Les femmes un peu violentées n’aimeraient point à le raconter, d’après Briand. Il ajoute qu’elles ne paraissent pas autrement fâchées, ni anxieuses d’une autre invasion.

— Parmi les ministres, c’est à qui ira le plus près du feu. C’est un concours crâne et intéressé.

— Nous croisons un régiment. La classe 1914. Des têtes de vingt ans. C’est à pleurer. Et on a le sentiment que c’est de la foule anonyme, du troupeau, un chiffre, pour ceux qui en disposent. L’individualisme est mort pour un temps. Ah ! comme on comprend la joie des réactionnaires !

— Le romancier Romain Rolland, réfugié en Suisse, relève, dans une feuille de ce pays, que les journaux ne notent que la férocité, la haine. Jamais ils ne retiennent les traits de générosité mutuelle, de bienveillance relative. Et leurs excitations font, par contre-coup, de nouvelles victimes.

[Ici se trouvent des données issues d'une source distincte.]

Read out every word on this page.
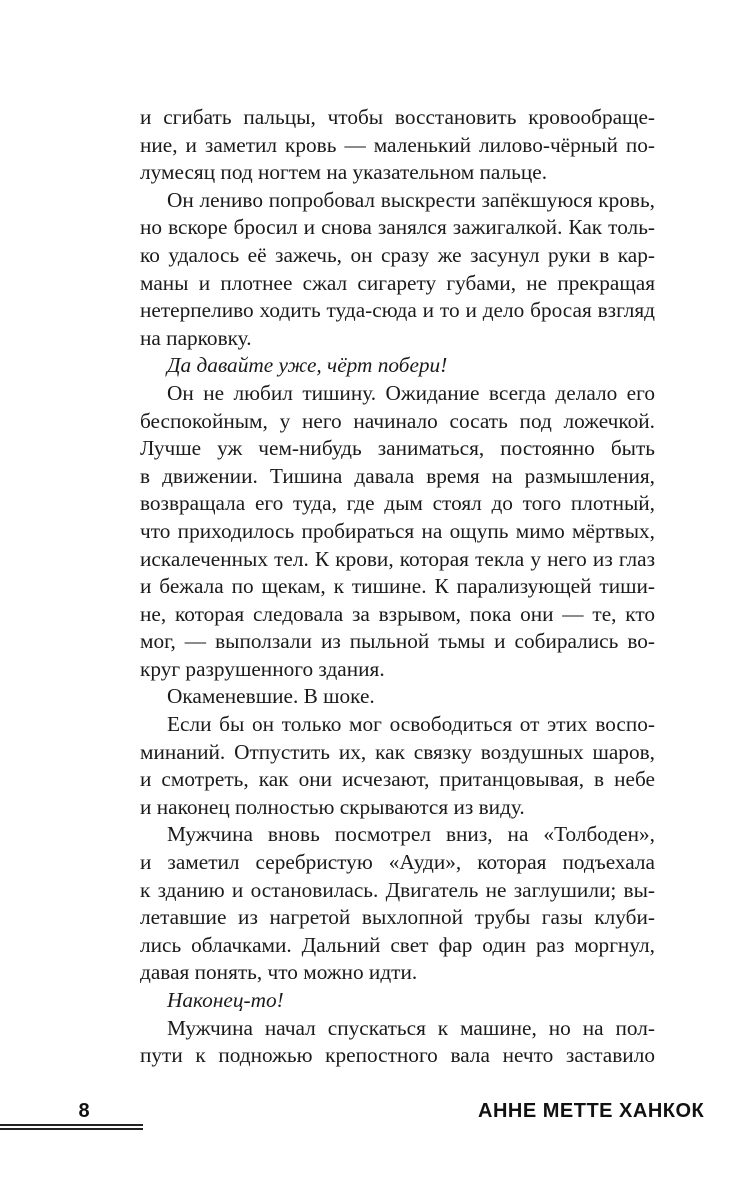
и сгибать пальцы, чтобы восстановить кровообраще-
ние, и заметил кровь — маленький лилово-чёрный по-
лумесяц под ногтем на указательном пальце.
Он лениво попробовал выскрести запёкшуюся кровь,
но вскоре бросил и снова занялся зажигалкой. Как толь-
ко удалось её зажечь, он сразу же засунул руки в кар-
маны и плотнее сжал сигарету губами, не прекращая
нетерпеливо ходить туда-сюда и то и дело бросая взгляд
на парковку.
Да давайте уже, чёрт побери!
Он не любил тишину. Ожидание всегда делало его
беспокойным, у него начинало сосать под ложечкой.
Лучше уж чем-нибудь заниматься, постоянно быть
в движении. Тишина давала время на размышления,
возвращала его туда, где дым стоял до того плотный,
что приходилось пробираться на ощупь мимо мёртвых,
искалеченных тел. К крови, которая текла у него из глаз
и бежала по щекам, к тишине. К парализующей тиши-
не, которая следовала за взрывом, пока они — те, кто
мог, — выползали из пыльной тьмы и собирались во-
круг разрушенного здания.
Окаменевшие. В шоке.
Если бы он только мог освободиться от этих воспо-
минаний. Отпустить их, как связку воздушных шаров,
и смотреть, как они исчезают, пританцовывая, в небе
и наконец полностью скрываются из виду.
Мужчина вновь посмотрел вниз, на «Толбоден»,
и заметил серебристую «Ауди», которая подъехала
к зданию и остановилась. Двигатель не заглушили; вы-
летавшие из нагретой выхлопной трубы газы клуби-
лись облачками. Дальний свет фар один раз моргнул,
давая понять, что можно идти.
Наконец-то!
Мужчина начал спускаться к машине, но на пол-
пути к подножью крепостного вала нечто заставило
8	АННЕ МЕТТЕ ХАНКОК
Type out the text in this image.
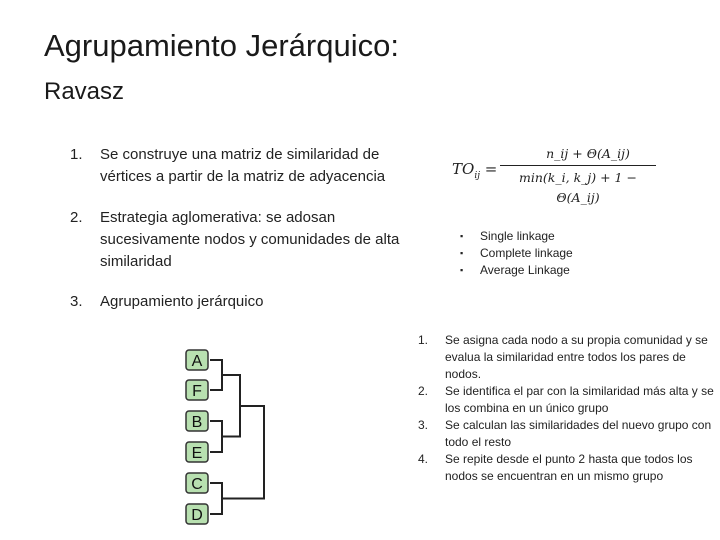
Agrupamiento Jerárquico:
Ravasz
1. Se construye una matriz de similaridad de vértices a partir de la matriz de adyacencia
2. Estrategia aglomerativa: se adosan sucesivamente nodos y comunidades de alta similaridad
3. Agrupamiento jerárquico
$TO_{ij}$ =
n_ij + Θ(A_ij)
min(k_i, k_j) + 1 − Θ(A_ij)
▪ Single linkage
▪ Complete linkage
▪ Average Linkage
1. Se asigna cada nodo a su propia comunidad y se evalua la similaridad entre todos los pares de nodos.
2. Se identifica el par con la similaridad más alta y se los combina en un único grupo
3. Se calculan las similaridades del nuevo grupo con todo el resto
4. Se repite desde el punto 2 hasta que todos los nodos se encuentran en un mismo grupo
A
F
B
E
C
D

— À Lormont, près Bordeaux, un poste arrête notre auto. Ces hommes ont déjà tué deux passants qui n’obéissaient pas assez vite. Le caporal dit : « Vous seriez le président de la République que vous ne passeriez pas. » Il paraît qu’on vient de changer la forme des sauf-conduits depuis la veille. Que de zèle perdu ! Plus on descend dans le Midi, plus on est opprimé par le militaire. Briand dit : « Marseille est en état de guerre. »

— Briand, devant qui on vante les exploits au couteau des Indiens Gurkas, réclame ironiquement quelques anthropophages aux armées.